Lower milk production in northern hemisphere dairy regions because of drought raised expectations the GDT auction prices would rise and break the string of previous losses.

Dairy analysts said their own milk price models indicate $6.40-$6.50/kg MS and demand is weakening in China at the same time as New Zealand production builds up in the new season.

ASB senior rural economist Nathan Penny said the cumulative fall of 9% in dairy commodity prices now looks to be longer-lasting as the falling Chinese yuan stints buying power and lowers demand from the number one buying market.

The lower value of the Chinese currency is an outcome of United States trade tensions that could get worse.

“For farmers this means there’s risk to our forecast of $6.50 and Fonterra’s $7.

“We had already factored in some risk from improved NZ production this season but lower global dairy demand comes on top of this.

“The low NZD is providing some offset but not by enough to fully compensate for the overall dairy price fall.”

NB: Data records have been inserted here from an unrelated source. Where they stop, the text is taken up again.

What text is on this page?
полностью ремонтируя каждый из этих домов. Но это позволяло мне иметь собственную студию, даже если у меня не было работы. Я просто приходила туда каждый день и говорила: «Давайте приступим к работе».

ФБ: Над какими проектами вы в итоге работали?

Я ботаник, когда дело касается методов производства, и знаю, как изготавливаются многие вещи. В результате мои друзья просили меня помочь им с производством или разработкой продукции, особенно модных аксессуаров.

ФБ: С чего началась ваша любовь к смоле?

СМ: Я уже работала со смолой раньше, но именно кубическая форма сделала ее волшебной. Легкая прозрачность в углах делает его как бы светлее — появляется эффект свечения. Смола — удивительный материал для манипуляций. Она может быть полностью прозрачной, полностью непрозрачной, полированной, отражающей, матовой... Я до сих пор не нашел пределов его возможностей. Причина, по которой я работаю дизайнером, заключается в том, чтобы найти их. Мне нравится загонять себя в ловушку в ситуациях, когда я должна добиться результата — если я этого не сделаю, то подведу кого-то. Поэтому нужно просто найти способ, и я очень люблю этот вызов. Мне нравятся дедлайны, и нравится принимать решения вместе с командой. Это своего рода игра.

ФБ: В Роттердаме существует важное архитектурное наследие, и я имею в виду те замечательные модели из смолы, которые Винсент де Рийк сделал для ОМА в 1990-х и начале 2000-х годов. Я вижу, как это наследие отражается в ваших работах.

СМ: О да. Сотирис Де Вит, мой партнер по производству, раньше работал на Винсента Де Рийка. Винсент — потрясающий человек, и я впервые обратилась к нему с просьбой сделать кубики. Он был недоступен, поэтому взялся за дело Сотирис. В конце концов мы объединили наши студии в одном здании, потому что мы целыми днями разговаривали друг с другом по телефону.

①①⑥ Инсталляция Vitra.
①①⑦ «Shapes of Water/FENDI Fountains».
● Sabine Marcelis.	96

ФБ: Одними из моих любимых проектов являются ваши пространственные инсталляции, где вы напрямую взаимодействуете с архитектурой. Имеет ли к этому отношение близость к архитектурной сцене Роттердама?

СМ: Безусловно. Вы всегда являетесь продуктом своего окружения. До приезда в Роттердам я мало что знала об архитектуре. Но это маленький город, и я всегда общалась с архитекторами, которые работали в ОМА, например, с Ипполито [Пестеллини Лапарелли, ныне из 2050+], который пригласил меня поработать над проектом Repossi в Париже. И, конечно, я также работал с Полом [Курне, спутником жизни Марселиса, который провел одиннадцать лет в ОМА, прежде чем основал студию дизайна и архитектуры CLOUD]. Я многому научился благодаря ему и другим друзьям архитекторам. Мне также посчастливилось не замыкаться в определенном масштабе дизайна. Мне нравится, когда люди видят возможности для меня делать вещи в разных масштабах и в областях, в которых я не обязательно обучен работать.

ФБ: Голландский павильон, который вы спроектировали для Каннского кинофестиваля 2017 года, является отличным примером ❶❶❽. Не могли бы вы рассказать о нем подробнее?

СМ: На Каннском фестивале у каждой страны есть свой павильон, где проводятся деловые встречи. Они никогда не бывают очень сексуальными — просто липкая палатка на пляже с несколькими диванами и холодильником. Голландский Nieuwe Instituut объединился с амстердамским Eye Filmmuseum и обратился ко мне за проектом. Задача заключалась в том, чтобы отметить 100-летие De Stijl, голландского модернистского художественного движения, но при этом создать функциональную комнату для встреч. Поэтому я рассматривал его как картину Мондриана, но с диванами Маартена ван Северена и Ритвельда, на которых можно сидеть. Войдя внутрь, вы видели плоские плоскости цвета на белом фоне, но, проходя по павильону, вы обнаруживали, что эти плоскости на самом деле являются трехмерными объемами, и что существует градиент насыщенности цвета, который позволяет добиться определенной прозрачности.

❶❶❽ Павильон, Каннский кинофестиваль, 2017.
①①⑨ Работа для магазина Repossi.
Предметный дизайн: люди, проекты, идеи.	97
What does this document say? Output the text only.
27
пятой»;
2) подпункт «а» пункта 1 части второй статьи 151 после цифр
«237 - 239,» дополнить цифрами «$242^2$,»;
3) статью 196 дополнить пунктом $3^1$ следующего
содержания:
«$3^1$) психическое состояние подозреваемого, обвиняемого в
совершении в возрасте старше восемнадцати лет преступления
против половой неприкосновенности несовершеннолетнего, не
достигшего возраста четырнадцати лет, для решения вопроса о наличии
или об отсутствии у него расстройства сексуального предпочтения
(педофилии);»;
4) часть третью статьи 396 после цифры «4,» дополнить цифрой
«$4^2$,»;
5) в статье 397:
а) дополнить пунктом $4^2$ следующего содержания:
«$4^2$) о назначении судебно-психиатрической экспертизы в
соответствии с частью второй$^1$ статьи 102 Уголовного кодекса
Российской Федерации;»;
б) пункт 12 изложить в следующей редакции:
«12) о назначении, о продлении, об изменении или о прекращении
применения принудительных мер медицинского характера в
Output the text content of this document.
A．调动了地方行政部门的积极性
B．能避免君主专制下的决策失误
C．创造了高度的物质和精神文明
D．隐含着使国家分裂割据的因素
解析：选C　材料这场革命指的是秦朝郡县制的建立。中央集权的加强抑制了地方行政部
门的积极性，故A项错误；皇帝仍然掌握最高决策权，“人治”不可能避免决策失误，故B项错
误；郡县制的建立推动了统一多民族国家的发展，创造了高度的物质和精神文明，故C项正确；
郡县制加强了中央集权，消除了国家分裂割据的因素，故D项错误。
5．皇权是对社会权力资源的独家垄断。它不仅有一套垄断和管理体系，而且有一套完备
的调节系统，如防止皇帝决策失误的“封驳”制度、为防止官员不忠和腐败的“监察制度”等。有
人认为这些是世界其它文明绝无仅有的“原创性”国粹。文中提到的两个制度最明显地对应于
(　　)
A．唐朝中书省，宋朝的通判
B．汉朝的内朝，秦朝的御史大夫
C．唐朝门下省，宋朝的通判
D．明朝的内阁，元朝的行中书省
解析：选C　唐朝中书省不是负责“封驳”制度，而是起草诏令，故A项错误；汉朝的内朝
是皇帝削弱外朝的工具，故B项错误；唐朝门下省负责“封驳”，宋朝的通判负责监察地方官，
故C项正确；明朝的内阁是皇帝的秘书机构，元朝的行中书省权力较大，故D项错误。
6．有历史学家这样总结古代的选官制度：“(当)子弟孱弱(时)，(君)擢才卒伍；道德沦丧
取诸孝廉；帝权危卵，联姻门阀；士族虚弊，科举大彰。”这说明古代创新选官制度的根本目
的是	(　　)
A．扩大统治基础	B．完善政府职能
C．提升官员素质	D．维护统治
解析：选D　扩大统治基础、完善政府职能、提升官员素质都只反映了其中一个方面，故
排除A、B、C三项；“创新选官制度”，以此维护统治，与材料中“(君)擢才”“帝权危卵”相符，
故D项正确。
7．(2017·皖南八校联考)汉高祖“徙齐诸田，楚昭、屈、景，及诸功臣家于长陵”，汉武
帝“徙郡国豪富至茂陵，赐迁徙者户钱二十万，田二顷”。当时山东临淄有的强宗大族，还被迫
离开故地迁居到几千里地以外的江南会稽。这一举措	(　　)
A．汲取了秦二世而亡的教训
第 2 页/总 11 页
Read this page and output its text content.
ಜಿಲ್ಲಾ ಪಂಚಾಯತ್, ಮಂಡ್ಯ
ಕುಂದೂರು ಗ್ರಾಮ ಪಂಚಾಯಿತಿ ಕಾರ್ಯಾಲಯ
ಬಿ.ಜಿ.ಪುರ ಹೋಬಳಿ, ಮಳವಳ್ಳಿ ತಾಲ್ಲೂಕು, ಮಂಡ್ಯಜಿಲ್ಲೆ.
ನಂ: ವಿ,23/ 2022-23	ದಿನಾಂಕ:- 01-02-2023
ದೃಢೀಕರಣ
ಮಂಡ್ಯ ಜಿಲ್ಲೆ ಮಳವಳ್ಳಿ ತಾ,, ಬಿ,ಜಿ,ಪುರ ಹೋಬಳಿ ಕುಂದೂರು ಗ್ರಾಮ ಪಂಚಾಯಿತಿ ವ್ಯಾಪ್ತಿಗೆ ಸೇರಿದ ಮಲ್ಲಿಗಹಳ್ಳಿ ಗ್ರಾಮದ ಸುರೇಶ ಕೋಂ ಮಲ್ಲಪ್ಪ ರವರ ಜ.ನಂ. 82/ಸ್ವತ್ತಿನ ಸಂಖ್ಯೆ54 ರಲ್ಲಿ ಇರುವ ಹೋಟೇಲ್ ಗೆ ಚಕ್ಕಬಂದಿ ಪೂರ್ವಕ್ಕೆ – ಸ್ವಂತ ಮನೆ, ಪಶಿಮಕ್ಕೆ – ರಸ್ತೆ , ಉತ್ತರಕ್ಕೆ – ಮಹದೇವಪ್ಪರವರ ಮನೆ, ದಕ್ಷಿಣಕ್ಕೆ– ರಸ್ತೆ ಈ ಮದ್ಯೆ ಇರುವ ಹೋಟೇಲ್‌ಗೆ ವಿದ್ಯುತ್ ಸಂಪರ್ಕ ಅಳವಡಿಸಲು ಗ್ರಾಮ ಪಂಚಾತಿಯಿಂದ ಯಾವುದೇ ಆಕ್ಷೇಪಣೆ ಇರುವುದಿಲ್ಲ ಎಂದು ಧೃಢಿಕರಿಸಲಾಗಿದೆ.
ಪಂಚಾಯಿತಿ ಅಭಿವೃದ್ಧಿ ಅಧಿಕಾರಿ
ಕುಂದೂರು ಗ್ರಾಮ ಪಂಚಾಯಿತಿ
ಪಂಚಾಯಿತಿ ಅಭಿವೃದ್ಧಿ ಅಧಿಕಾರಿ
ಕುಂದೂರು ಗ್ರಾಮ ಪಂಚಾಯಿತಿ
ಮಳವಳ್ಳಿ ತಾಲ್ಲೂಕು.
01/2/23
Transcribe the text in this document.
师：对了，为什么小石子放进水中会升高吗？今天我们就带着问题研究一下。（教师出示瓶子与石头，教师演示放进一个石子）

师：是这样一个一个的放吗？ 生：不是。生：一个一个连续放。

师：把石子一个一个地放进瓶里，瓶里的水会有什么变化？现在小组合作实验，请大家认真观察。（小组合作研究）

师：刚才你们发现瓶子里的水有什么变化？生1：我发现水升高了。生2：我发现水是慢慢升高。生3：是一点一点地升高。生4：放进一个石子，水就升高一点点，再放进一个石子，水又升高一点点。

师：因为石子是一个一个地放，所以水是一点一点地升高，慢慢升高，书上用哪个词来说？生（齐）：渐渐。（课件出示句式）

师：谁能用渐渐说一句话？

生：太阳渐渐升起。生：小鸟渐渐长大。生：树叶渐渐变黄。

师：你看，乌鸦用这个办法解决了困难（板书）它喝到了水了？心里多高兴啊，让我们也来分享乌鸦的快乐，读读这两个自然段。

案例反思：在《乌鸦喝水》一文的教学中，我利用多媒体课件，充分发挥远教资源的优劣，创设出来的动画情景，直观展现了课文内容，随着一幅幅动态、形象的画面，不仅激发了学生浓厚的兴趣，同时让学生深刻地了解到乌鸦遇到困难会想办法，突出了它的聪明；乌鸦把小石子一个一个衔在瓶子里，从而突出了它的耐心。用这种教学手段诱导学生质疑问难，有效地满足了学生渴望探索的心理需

Penny made his comments immediately after the GDT on Wednesday morning, before the NZD fell a further 1c to US66.75 on Thursday following the Reserve Bank’s official cash rate announcement.

The NZD was off US2c since the previous GDT on July 17, during the three-week gap between auctions.

Each US1c in currency depreciation benefits the NZ milk price by 10c/kg MS.

Therefore, the dairy analysts could be unduly pessimistic by 10-20c/kg but only if the lower exchange rate persists for the rest of the season.

AgriHQ analyst Amy Castleton said her model has an exchange rate of US70c as a prediction for the whole season and that now looks too high.

Factoring in the futures market price movements and the GDT prices, AgriHQ took 13c off its milk price forecast, which is now $6.40.

“The headline GDT Price Index was flat but the market had anticipated a slight firming of prices which didn’t eventuate,” Castleton said.

“Volumes on offer were considerably higher than at the previous event due to the normal seasonal lift in supply. 

“The current level of the AgriHQ milk price forecast and the price of milk price futures indicates Fonterra will be under considerable pressure to achieve a $7/kg milk price this season.”

Westpac senior economist Anne Boniface said the stability in dairy prices on the GDT platform is welcome and her milk price modelling allows for a little further softening in August.

Therefore, the GDT results suggest a touch of upside to Westpac’s forecast of $6.40.

As fits a Dutch-headquartered bank, Rabobank commented more on the European dairy outlook.

Senior dairy analyst Michael Harvey said the dry conditions in northwestern Europe could affect milk flows in coming months.

Ireland had rethought its 2018 production forecast and revised a 5% increased prediction to just flat on 2017.

The heatwave impact in the US is starting to knock milk fat levels, the Australian drought is a threatening crisis and in South America rising feed costs are squeezing margins for dairy farmers.